Handig: zelf meten (hart- en vaatziekten)

Wij raden aan dat u zelf uw bloeddruk en hartslag meet. En andere dingen laat meten.

Voordelen

Zelf meten heeft veel voordelen:

  • Thuismetingen zijn beter dan de korte metingen in de spreekkamer
  • Hiermee kunt u extra behandelingen en medicijnen voorkomen
  • U heeft meer grip op uw eigen gezondheid
  • U hoeft minder vaak voor controle naar de huisarts

Bij hart- en vaatziekten raden wij u aan het volgende te (laten) meten:

Bekijk of uw meetgetallen goed, te laag of te hoog zijn

Bloeddruk meten 

Meer weten over bloeddruk? De Hartstichting heeft een duidelijk filmpje over wat bloeddruk is

Bloeddruk meten is heel eenvoudig. We vragen u om uw bloeddruk 7 dagen achter elkaar te meten. In de ochtend 2 keer en in de avond 2 keer. 

Harstlag meten 

De Hartstichting geeft goed uitleg over het meten van uw hartslag. Hier heeft u verder geen apparaat voor nodig. 

Gewicht en buikomvang

Een gezond gewicht en een gezonde buikomvang zijn belangrijk voor een goede gezondheid. Met de 'BMI-formule' kunt u berekenen of u een gezond gewicht heeft. 
Om uw BMI (Body Mass Index) te kunnen berekenen heeft u uw lengte en gewicht nodig.
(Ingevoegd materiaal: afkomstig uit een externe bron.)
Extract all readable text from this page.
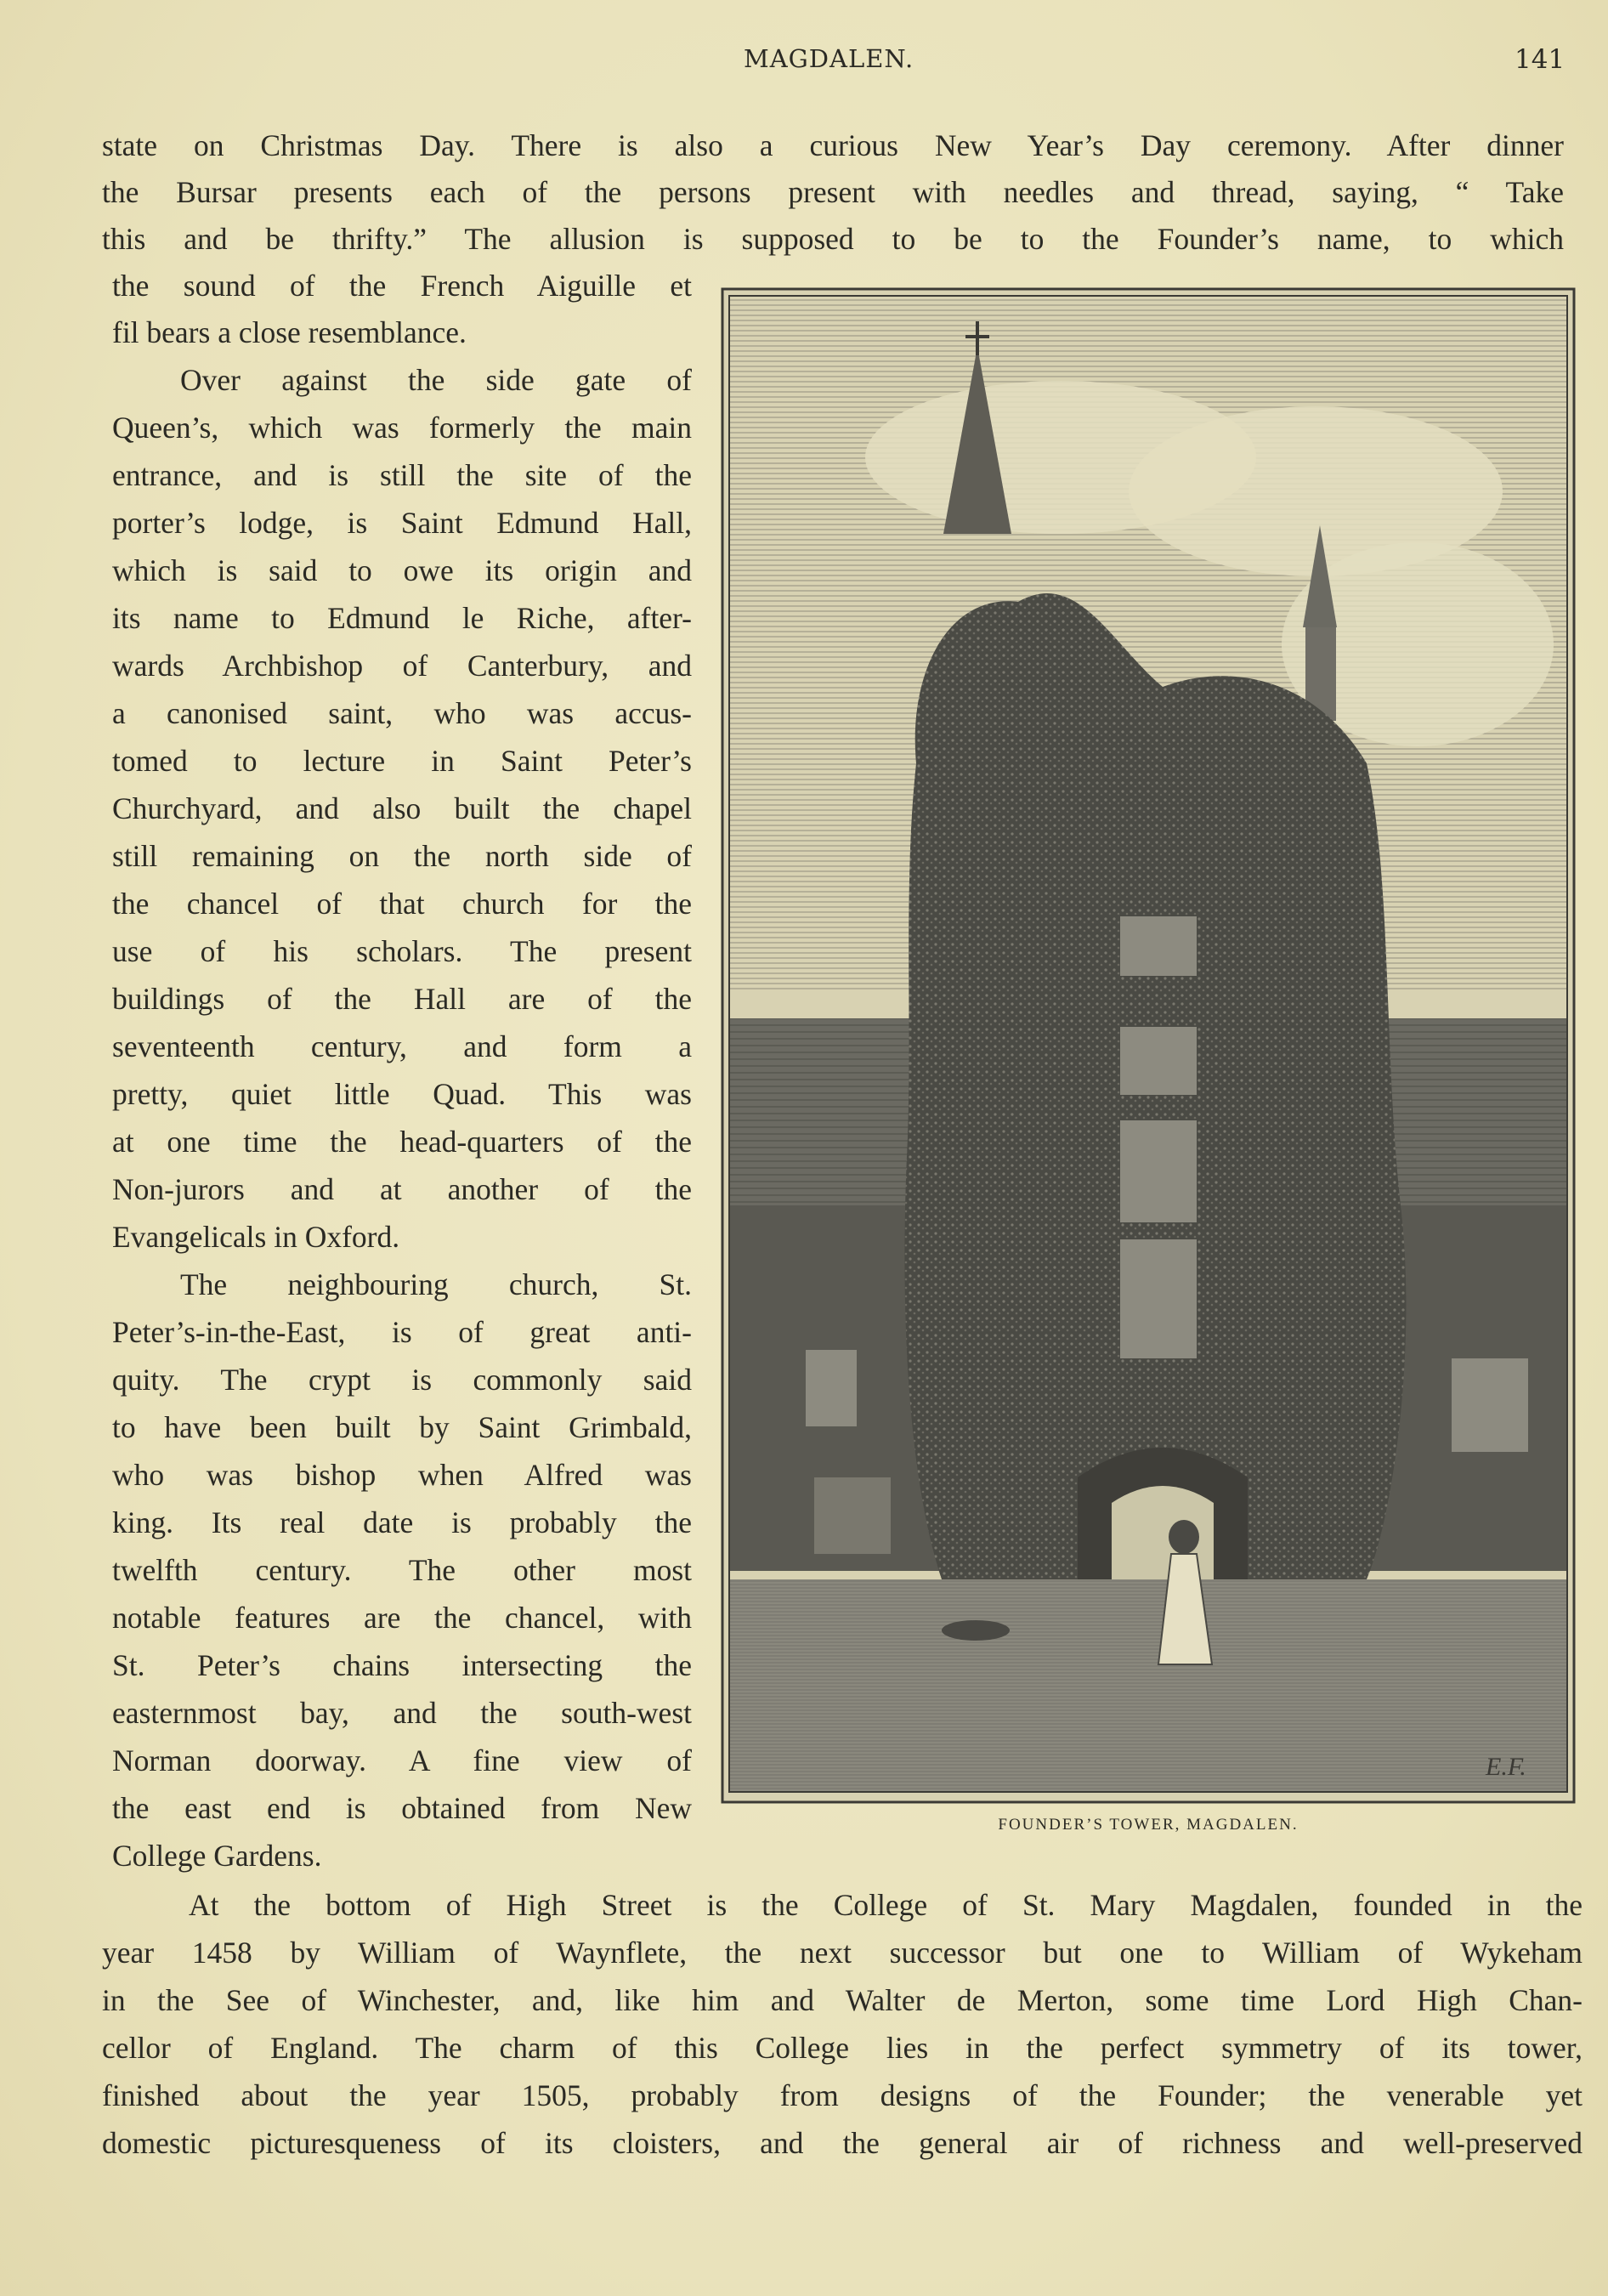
MAGDALEN.	141
state on Christmas Day. There is also a curious New Year’s Day ceremony. After dinner
the Bursar presents each of the persons present with needles and thread, saying, “ Take
this and be thrifty.” The allusion is supposed to be to the Founder’s name, to which
the sound of the French Aiguille et
fil bears a close resemblance.
Over against the side gate of
Queen’s, which was formerly the main
entrance, and is still the site of the
porter’s lodge, is Saint Edmund Hall,
which is said to owe its origin and
its name to Edmund le Riche, after-
wards Archbishop of Canterbury, and
a canonised saint, who was accus-
tomed to lecture in Saint Peter’s
Churchyard, and also built the chapel
still remaining on the north side of
the chancel of that church for the
use of his scholars. The present
buildings of the Hall are of the
seventeenth century, and form a
pretty, quiet little Quad. This was
at one time the head-quarters of the
Non-jurors and at another of the
Evangelicals in Oxford.
The neighbouring church, St.
Peter’s-in-the-East, is of great anti-
quity. The crypt is commonly said
to have been built by Saint Grimbald,
who was bishop when Alfred was
king. Its real date is probably the
twelfth century. The other most
notable features are the chancel, with
St. Peter’s chains intersecting the
easternmost bay, and the south-west
Norman doorway. A fine view of
the east end is obtained from New
College Gardens.
At the bottom of High Street is the College of St. Mary Magdalen, founded in the
year 1458 by William of Waynflete, the next successor but one to William of Wykeham
in the See of Winchester, and, like him and Walter de Merton, some time Lord High Chan-
cellor of England. The charm of this College lies in the perfect symmetry of its tower,
finished about the year 1505, probably from designs of the Founder; the venerable yet
domestic picturesqueness of its cloisters, and the general air of richness and well-preserved
E.F.
FOUNDER’S TOWER, MAGDALEN.
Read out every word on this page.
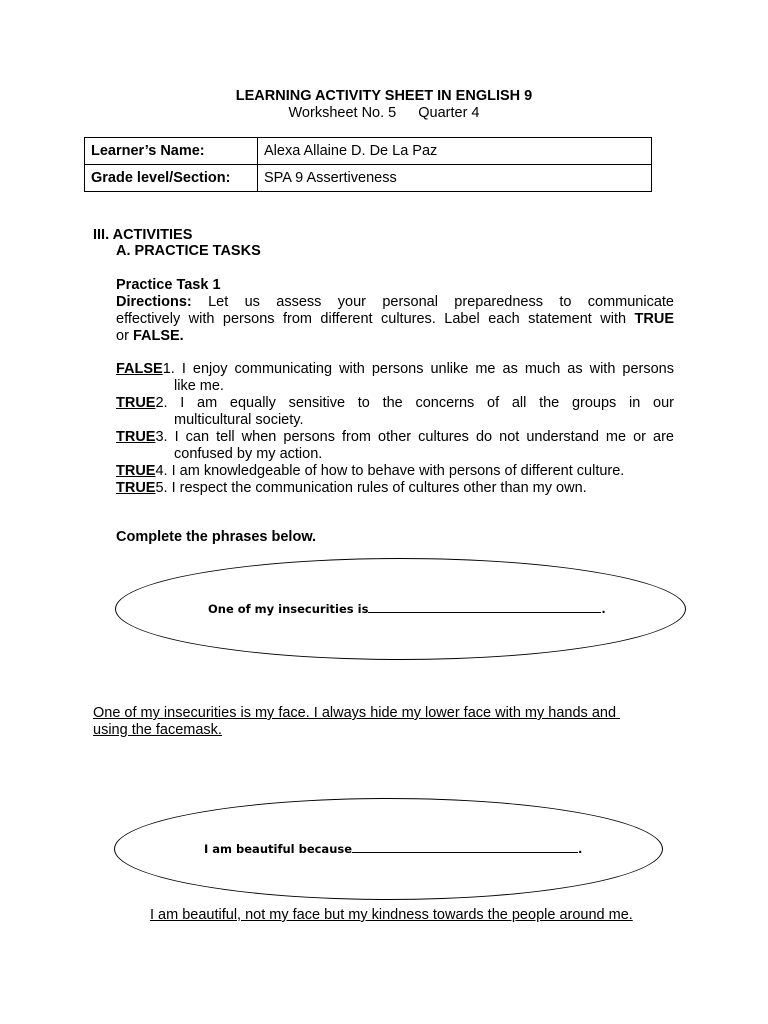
LEARNING ACTIVITY SHEET IN ENGLISH 9
Worksheet No. 5 Quarter 4
Learner’s Name:	Alexa Allaine D. De La Paz
Grade level/Section:	SPA 9 Assertiveness
III. ACTIVITIES
A. PRACTICE TASKS
Practice Task 1
Directions: Let us assess your personal preparedness to communicate
effectively with persons from different cultures. Label each statement with TRUE
or FALSE.
FALSE1. I enjoy communicating with persons unlike me as much as with persons
like me.
TRUE2. I am equally sensitive to the concerns of all the groups in our
multicultural society.
TRUE3. I can tell when persons from other cultures do not understand me or are
confused by my action.
TRUE4. I am knowledgeable of how to behave with persons of different culture.
TRUE5. I respect the communication rules of cultures other than my own.
Complete the phrases below.
One of my insecurities is	.
One of my insecurities is my face. I always hide my lower face with my hands and
using the facemask.
I am beautiful because	.
I am beautiful, not my face but my kindness towards the people around me.
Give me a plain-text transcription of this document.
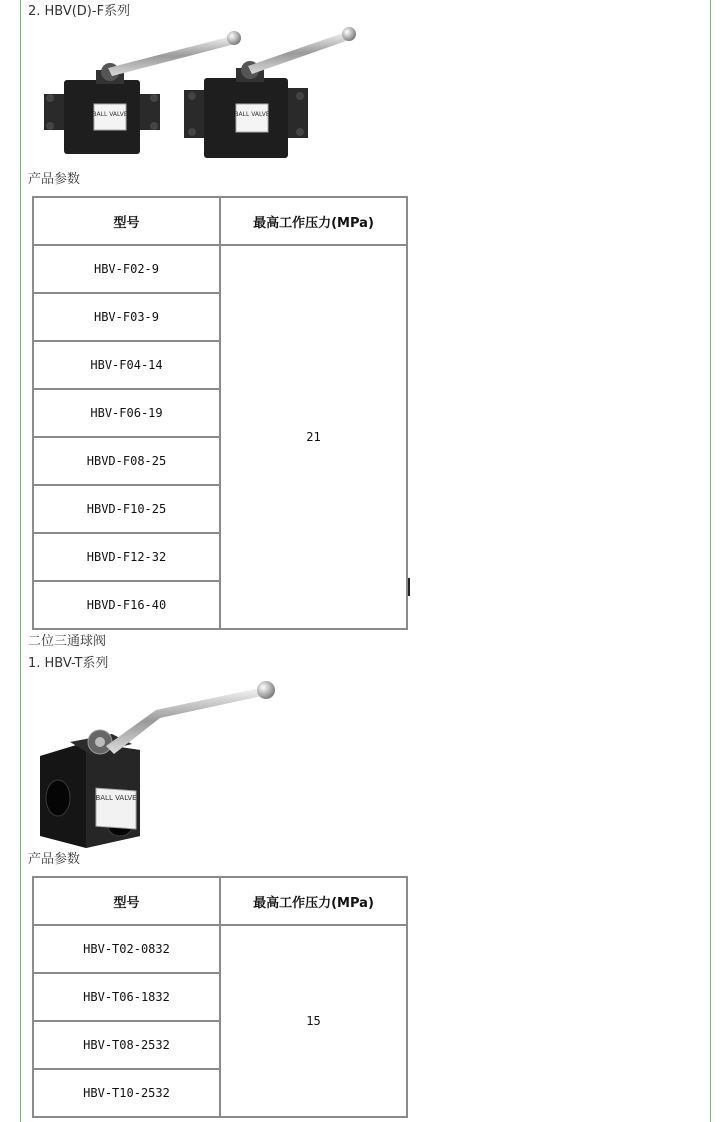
2. HBV(D)-F系列
BALL VALVE	BALL VALVE
产品参数
型号	最高工作压力(MPa)
HBV-F02-9	21
HBV-F03-9	
HBV-F04-14	
HBV-F06-19	
HBVD-F08-25	
HBVD-F10-25	
HBVD-F12-32	
HBVD-F16-40	
二位三通球阀
1. HBV-T系列
BALL VALVE
产品参数
型号	最高工作压力(MPa)
HBV-T02-0832	15
HBV-T06-1832	
HBV-T08-2532	
HBV-T10-2532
Naast bepaling van het BMI kan het bijhouden van uw gewicht ook belangrijk zijn wanneer u bepaalde aandoeningen heeft waardoor u vocht vast kan houden. Denk hierbij aan nier of hartfalen. Uw zorgverlener kan u hier meer over vertellen.

Geef uw metingen door

Met de praktijkondersteuner bespreekt u:

  • Hoe vaak u meet
  • Welke meetgetallen normaal zijn
  • Wanneer u uw metingen doorgeeft
  • Hoe u contact opneemt

De afspraken met uw praktijkondersteuner vindt u in uw online dossier in de ‘patiënten app’ van uw huisarts. Soms is het ook mogelijk om via de 'patiënten app' bloeddrukwaardes te delen met uw zorgverlener. Daarnaast wordt regelmatig gebruikgemaakt van deze formulieren:

Download het formulier (PDF)
Download het formulier (Excel)

U kunt het formulier naar uw zorgverlener sturen met een bericht in de ‘patiënten app’. Of u geeft het af bij de praktijk. Of neemt het mee naar uw zorgverlener bij uw volgende afspraak.

Spreek goed af met uw zorgverlener hoe u het beste uw metingen deelt.